In the Netherlands, you'll probably have little to no problem in any major cities, from my experience people in the service industry (hotels, most restaurants, museums) speaks good English.
Bruges is touristy to the max (beautiful city center though), I'm sure it won't be an issue.
Bruxelles is harder to judge from that perspective for me but some of the popular districts for restaurants (Bourse / Beurs / The Stock Exchange, Grand Place or Sainte-Catherine) will have plenty of English menus / staff speaking english. Same for all the museums. I mean the city houses some UE and NATO institutions, it's fairly cosmopolitan. Maybe less so around Schaerbeek or something but it's probably not the part you're likely to go see. I don't think Brussel is noticeably worse for that than Paris, frankly. People are pretty chill too.

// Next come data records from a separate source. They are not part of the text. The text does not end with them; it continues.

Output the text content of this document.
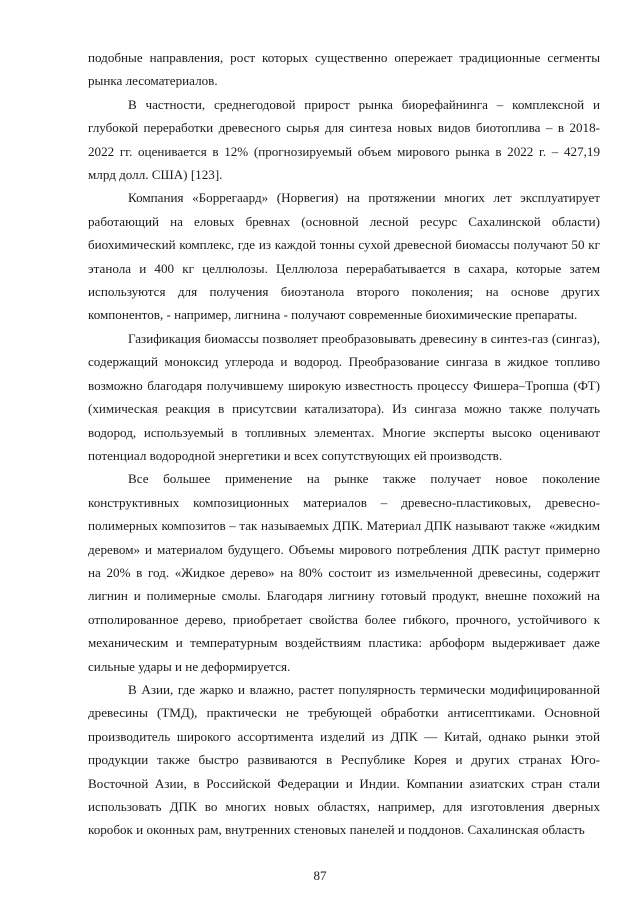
подобные направления, рост которых существенно опережает традиционные сегменты рынка лесоматериалов.

В частности, среднегодовой прирост рынка биорефайнинга – комплексной и глубокой переработки древесного сырья для синтеза новых видов биотоплива – в 2018-2022 гг. оценивается в 12% (прогнозируемый объем мирового рынка в 2022 г. – 427,19 млрд долл. США) [123].

Компания «Боррегаард» (Норвегия) на протяжении многих лет эксплуатирует работающий на еловых бревнах (основной лесной ресурс Сахалинской области) биохимический комплекс, где из каждой тонны сухой древесной биомассы получают 50 кг этанола и 400 кг целлюлозы. Целлюлоза перерабатывается в сахара, которые затем используются для получения биоэтанола второго поколения; на основе других компонентов, - например, лигнина - получают современные биохимические препараты.

Газификация биомассы позволяет преобразовывать древесину в синтез-газ (сингаз), содержащий моноксид углерода и водород. Преобразование сингаза в жидкое топливо возможно благодаря получившему широкую известность процессу Фишера–Тропша (ФТ) (химическая реакция в присутсвии катализатора). Из сингаза можно также получать водород, используемый в топливных элементах. Многие эксперты высоко оценивают потенциал водородной энергетики и всех сопутствующих ей производств.

Все большее применение на рынке также получает новое поколение конструктивных композиционных материалов – древесно-пластиковых, древесно-полимерных композитов – так называемых ДПК. Материал ДПК называют также «жидким деревом» и материалом будущего. Объемы мирового потребления ДПК растут примерно на 20% в год. «Жидкое дерево» на 80% состоит из измельченной древесины, содержит лигнин и полимерные смолы. Благодаря лигнину готовый продукт, внешне похожий на отполированное дерево, приобретает свойства более гибкого, прочного, устойчивого к механическим и температурным воздействиям пластика: арбоформ выдерживает даже сильные удары и не деформируется.

В Азии, где жарко и влажно, растет популярность термически модифицированной древесины (ТМД), практически не требующей обработки антисептиками. Основной производитель широкого ассортимента изделий из ДПК — Китай, однако рынки этой продукции также быстро развиваются в Республике Корея и других странах Юго-Восточной Азии, в Российской Федерации и Индии. Компании азиатских стран стали использовать ДПК во многих новых областях, например, для изготовления дверных коробок и оконных рам, внутренних стеновых панелей и поддонов. Сахалинская область

87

The biggest language barrier, according to the people there, is when you're a Wallon and you start entering the Flemish part surrounding the capital. Wallons are convinced a lot of Flemish speakers will stonewall you and refuse to acknowledge them in French or English even in train stations and such. Possibly overblown and a result of the longstanding tension.

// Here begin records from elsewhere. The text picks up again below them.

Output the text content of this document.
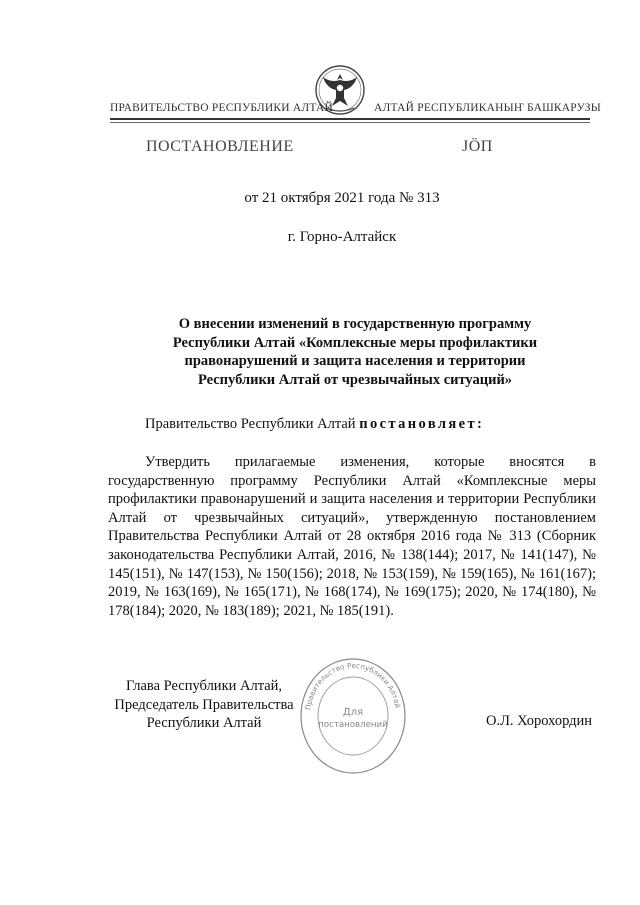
ПРАВИТЕЛЬСТВО РЕСПУБЛИКИ АЛТАЙ	АЛТАЙ РЕСПУБЛИКАНЫҤ БАШКАРУЗЫ
ПОСТАНОВЛЕНИЕ	ЈӦП
от 21 октября 2021 года № 313
г. Горно-Алтайск
О внесении изменений в государственную программу Республики Алтай «Комплексные меры профилактики правонарушений и защита населения и территории Республики Алтай от чрезвычайных ситуаций»
Правительство Республики Алтай постановляет:
Утвердить прилагаемые изменения, которые вносятся в государственную программу Республики Алтай «Комплексные меры профилактики правонарушений и защита населения и территории Республики Алтай от чрезвычайных ситуаций», утвержденную постановлением Правительства Республики Алтай от 28 октября 2016 года № 313 (Сборник законодательства Республики Алтай, 2016, № 138(144); 2017, № 141(147), № 145(151), № 147(153), № 150(156); 2018, № 153(159), № 159(165), № 161(167); 2019, № 163(169), № 165(171), № 168(174), № 169(175); 2020, № 174(180), № 178(184); 2020, № 183(189); 2021, № 185(191).
Глава Республики Алтай,
Председатель Правительства
Республики Алтай
Правительство Республики Алтай
Для
постановлений	О.Л. Хорохордин
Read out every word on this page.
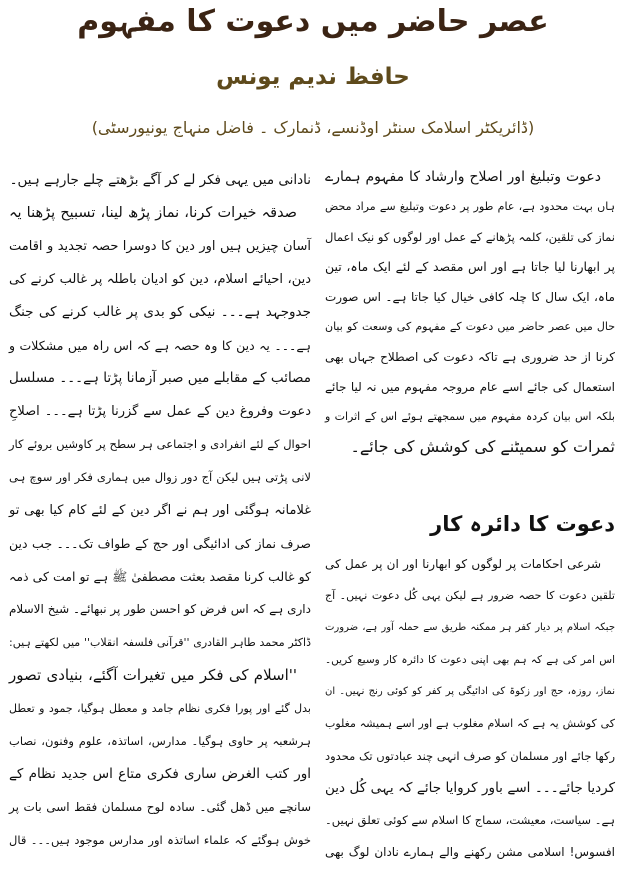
عصر حاضر میں دعوت کا مفہوم
حافظ ندیم یونس
(ڈائریکٹر اسلامک سنٹر اوڈنسے، ڈنمارک ۔ فاضل منہاج یونیورسٹی)
دعوت وتبلیغ اور اصلاح وارشاد کا مفہوم ہمارے
ہاں بہت محدود ہے، عام طور پر دعوت وتبلیغ سے مراد محض
نماز کی تلقین، کلمہ پڑھانے کے عمل اور لوگوں کو نیک اعمال
پر ابھارنا لیا جاتا ہے اور اس مقصد کے لئے ایک ماہ، تین
ماہ، ایک سال کا چلہ کافی خیال کیا جاتا ہے۔ اس صورت
حال میں عصر حاضر میں دعوت کے مفہوم کی وسعت کو بیان
کرنا از حد ضروری ہے تاکہ دعوت کی اصطلاح جہاں بھی
استعمال کی جائے اسے عام مروجہ مفہوم میں نہ لیا جائے
بلکہ اس بیان کردہ مفہوم میں سمجھتے ہوئے اس کے اثرات و
ثمرات کو سمیٹنے کی کوشش کی جائے۔
دعوت کا دائرہ کار
شرعی احکامات پر لوگوں کو ابھارنا اور ان پر عمل کی
تلقین دعوت کا حصہ ضرور ہے لیکن یہی کُل دعوت نہیں۔ آج
جبکہ اسلام پر دیار کفر ہر ممکنہ طریق سے حملہ آور ہے، ضرورت
اس امر کی ہے کہ ہم بھی اپنی دعوت کا دائرہ کار وسیع کریں۔
نماز، روزہ، حج اور زکوۃ کی ادائیگی پر کفر کو کوئی رنج نہیں۔ ان
کی کوشش یہ ہے کہ اسلام مغلوب ہے اور اسے ہمیشہ مغلوب
رکھا جائے اور مسلمان کو صرف انہی چند عبادتوں تک محدود
کردیا جائے۔۔۔ اسے باور کروایا جائے کہ یہی کُل دین
ہے۔ سیاست، معیشت، سماج کا اسلام سے کوئی تعلق نہیں۔
افسوس! اسلامی مشن رکھنے والے ہمارے نادان لوگ بھی
نادانی میں یہی فکر لے کر آگے بڑھتے چلے جارہے ہیں۔
صدقہ خیرات کرنا، نماز پڑھ لینا، تسبیح پڑھنا یہ
آسان چیزیں ہیں اور دین کا دوسرا حصہ تجدید و اقامت
دین، احیائے اسلام، دین کو ادیان باطلہ پر غالب کرنے کی
جدوجہد ہے۔۔۔ نیکی کو بدی پر غالب کرنے کی جنگ
ہے۔۔۔ یہ دین کا وہ حصہ ہے کہ اس راہ میں مشکلات و
مصائب کے مقابلے میں صبر آزمانا پڑتا ہے۔۔۔ مسلسل
دعوت وفروغ دین کے عمل سے گزرنا پڑتا ہے۔۔۔ اصلاحِ
احوال کے لئے انفرادی و اجتماعی ہر سطح پر کاوشیں بروئے کار
لانی پڑتی ہیں لیکن آج دور زوال میں ہماری فکر اور سوچ ہی
غلامانہ ہوگئی اور ہم نے اگر دین کے لئے کام کیا بھی تو
صرف نماز کی ادائیگی اور حج کے طواف تک۔۔۔ جب دین
کو غالب کرنا مقصد بعثت مصطفیٰ ﷺ ہے تو امت کی ذمہ
داری ہے کہ اس فرض کو احسن طور پر نبھائے۔ شیخ الاسلام
ڈاکٹر محمد طاہر القادری ''قرآنی فلسفہ انقلاب'' میں لکھتے ہیں:
''اسلام کی فکر میں تغیرات آگئے، بنیادی تصور
بدل گئے اور پورا فکری نظام جامد و معطل ہوگیا، جمود و تعطل
ہرشعبہ پر حاوی ہوگیا۔ مدارس، اساتذہ، علوم وفنون، نصاب
اور کتب الغرض ساری فکری متاع اس جدید نظام کے
سانچے میں ڈھل گئی۔ سادہ لوح مسلمان فقط اسی بات پر
خوش ہوگئے کہ علماء اساتذہ اور مدارس موجود ہیں۔۔۔ قال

In the Netherlands you can consider La Haye, it's a pleasant city even if for a couple of day. Go see the deers right outside the railway station. You can go swing by the beach if you want to. Same in Brugge, you're not too far from Ostende.

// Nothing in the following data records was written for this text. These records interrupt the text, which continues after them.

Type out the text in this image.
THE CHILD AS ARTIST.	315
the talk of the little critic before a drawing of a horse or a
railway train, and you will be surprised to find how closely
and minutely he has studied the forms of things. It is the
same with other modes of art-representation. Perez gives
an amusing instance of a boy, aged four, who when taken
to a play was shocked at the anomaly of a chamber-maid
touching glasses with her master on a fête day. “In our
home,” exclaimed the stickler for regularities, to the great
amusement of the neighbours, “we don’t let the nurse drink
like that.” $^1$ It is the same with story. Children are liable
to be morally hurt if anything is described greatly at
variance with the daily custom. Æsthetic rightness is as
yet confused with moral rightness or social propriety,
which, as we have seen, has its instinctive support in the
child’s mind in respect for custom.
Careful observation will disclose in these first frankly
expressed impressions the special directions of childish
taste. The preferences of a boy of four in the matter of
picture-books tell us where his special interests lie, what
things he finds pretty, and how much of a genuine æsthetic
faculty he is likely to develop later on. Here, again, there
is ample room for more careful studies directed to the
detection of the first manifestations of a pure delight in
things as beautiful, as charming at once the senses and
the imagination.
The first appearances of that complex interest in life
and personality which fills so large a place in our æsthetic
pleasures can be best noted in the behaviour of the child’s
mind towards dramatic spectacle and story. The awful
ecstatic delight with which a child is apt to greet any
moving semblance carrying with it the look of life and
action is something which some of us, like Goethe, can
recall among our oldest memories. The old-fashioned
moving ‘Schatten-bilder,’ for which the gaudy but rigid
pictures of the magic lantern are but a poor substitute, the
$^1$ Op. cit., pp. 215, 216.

Amsterdam and La Haye have great museums too, and they must be out of renovation now. Bruges has good local beer (Zot and the rest of what their brewery do), decent museums, and a Madonna by Michelangelo in one of the churches.
The Thalys high speed train does connect Amsterdam to Bruxelles, and also goes to Bruges (though after a fork IIRC) but you can probably manage with just standard trains in most cases.